How to do async journaling from your server code
August 7, 2014 . Comments
Tags: java, journaling
I want to write journal entries or log entries of transactions to disk. I don't want the system to slow down due to logging. I want to have a rolling log and should be able to recover when some thing wrong happens. Recovery part is not covered in here.
Simply use a customized version of log4j which itself supports async logging or use flume. While you choose any of the above technologies please remember the footprint it has for your system and what they are designed for.
You can also use a slight variation of the code i outline below. The below code creates a rolling file with a time stamp. The file has kind of a fixed size of 360 MB, it uses super fast compression (LZF Compress). The writes are written to disk using LinkedBlockingQueue first written to a queue and then later written to memory mapped file in disk. The memory mapped files are outside of JVM heap memory so the file contents might not be held in memory during the time of the writes.
We can use either circular buffer or LinkedBlockingQueue both will give performance in o(1). Let us see the advantages and disadvantages of using circular buffer vs LinkedBlokingQueue.
No time taken for resizing or new memory allocation. Hence no garbage. This is a huge advantage as you know that the GC won't kick-in to claim any of the unused ones from this.
Since we do not resize or add new entries to a fixed buffer there will be no locks. Locks are made only on the part where we increment the index.
This is a circular buffer hence it has the potential to overwrite existing entires. If we do not let it grow over its size we do not have the concern of overwriting the existing ones.
You will have to allocate a certain amount of static size upfront for this one.
Since the journal entries are compressed it probably would support 10 hours worth of journal entries in 1 file. This code might potentially chunck the file and write the full snapshot to disk every 10 hours making the system extremely efficient and reducing the disk lag (latency on writing to disk).
The No sql system i wrote uses this logic for journaling,Where it writes the full snapshot to disk when ever the 360 MB mark reaches on journaling.
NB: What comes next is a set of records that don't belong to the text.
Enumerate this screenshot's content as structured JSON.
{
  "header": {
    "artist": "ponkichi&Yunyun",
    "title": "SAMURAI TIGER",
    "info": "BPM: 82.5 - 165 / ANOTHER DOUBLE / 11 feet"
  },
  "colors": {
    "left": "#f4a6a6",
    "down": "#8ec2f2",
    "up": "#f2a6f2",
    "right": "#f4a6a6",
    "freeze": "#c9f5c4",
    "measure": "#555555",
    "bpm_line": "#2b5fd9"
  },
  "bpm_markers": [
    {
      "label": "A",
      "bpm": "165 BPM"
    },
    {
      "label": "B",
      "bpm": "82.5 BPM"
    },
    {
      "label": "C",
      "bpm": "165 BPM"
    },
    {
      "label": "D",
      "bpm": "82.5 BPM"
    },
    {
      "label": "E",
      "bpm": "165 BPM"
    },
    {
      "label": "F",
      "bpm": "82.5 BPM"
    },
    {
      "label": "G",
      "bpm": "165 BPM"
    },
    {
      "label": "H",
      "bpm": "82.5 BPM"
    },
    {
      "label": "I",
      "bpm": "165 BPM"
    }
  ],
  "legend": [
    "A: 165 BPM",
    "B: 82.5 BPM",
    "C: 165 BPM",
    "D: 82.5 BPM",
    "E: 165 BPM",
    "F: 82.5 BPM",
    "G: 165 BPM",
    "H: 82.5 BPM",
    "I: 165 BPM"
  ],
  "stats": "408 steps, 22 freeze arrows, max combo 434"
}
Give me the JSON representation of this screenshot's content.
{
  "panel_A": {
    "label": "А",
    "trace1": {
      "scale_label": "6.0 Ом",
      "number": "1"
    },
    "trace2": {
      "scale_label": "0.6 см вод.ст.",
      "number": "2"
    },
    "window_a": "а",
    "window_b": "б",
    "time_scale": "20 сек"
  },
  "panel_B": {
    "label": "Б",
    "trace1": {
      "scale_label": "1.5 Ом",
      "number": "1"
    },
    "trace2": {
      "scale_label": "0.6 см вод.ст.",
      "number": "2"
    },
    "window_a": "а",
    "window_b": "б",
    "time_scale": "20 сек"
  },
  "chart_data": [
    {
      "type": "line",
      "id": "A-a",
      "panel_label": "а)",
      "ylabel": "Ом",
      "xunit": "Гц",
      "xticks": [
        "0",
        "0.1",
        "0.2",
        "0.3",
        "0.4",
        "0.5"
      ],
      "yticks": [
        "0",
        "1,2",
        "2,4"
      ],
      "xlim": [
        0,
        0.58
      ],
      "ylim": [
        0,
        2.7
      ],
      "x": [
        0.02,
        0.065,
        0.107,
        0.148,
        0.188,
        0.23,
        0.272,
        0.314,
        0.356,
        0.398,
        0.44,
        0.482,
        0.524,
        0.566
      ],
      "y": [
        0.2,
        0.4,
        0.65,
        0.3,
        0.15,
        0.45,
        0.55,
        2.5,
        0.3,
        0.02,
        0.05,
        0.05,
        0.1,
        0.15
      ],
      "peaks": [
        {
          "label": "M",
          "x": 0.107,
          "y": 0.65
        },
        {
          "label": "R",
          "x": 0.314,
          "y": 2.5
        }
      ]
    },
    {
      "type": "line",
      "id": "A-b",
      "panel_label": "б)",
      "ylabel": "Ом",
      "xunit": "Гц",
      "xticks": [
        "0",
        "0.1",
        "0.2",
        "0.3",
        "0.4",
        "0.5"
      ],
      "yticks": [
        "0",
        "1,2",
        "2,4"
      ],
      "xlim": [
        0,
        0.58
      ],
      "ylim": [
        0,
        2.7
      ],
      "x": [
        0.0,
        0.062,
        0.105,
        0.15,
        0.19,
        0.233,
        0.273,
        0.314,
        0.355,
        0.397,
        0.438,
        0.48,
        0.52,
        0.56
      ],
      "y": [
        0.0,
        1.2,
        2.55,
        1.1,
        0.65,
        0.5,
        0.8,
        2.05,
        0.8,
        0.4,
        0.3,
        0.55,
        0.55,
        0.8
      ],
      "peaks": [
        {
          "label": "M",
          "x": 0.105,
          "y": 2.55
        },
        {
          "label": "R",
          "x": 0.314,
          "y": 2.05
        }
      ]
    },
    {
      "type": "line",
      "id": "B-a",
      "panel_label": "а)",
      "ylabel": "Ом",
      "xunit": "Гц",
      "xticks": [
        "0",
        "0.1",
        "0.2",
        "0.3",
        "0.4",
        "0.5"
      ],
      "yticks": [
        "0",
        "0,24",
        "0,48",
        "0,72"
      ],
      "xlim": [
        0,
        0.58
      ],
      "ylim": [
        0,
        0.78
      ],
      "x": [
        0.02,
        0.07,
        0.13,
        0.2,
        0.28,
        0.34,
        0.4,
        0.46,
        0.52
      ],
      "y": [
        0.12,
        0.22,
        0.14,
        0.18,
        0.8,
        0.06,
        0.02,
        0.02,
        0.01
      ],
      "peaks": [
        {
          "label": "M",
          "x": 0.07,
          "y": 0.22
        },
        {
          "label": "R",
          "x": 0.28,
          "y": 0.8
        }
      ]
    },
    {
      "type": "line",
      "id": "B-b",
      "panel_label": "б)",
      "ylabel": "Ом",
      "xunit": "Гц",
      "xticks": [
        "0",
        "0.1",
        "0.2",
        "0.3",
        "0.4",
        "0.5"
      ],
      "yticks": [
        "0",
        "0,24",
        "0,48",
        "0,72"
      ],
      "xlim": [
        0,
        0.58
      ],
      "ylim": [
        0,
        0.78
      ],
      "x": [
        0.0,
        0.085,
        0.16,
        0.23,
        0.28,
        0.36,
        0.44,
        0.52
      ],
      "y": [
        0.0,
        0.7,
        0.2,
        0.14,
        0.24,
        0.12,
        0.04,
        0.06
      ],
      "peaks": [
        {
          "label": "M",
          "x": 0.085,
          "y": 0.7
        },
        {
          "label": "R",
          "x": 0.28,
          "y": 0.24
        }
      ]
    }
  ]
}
Once the full snapshot is made the Journal entries are used only to help outdated masters come back to life. Transferring a 360 MB or less file between masters is way easier than incurring the multiple reads on the system. When ever a different server needs a new snapshot of information the system is designed to give it the snapshot data and journal to bring the new server to life. It takes my system 10 to 16 seconds to load the Snapshot and journal data from disk in my 3 year old MAC laptop. It takes the system 25 seconds to write the snapshot.
Need to make more testing to fine tune, will update if i find any issues.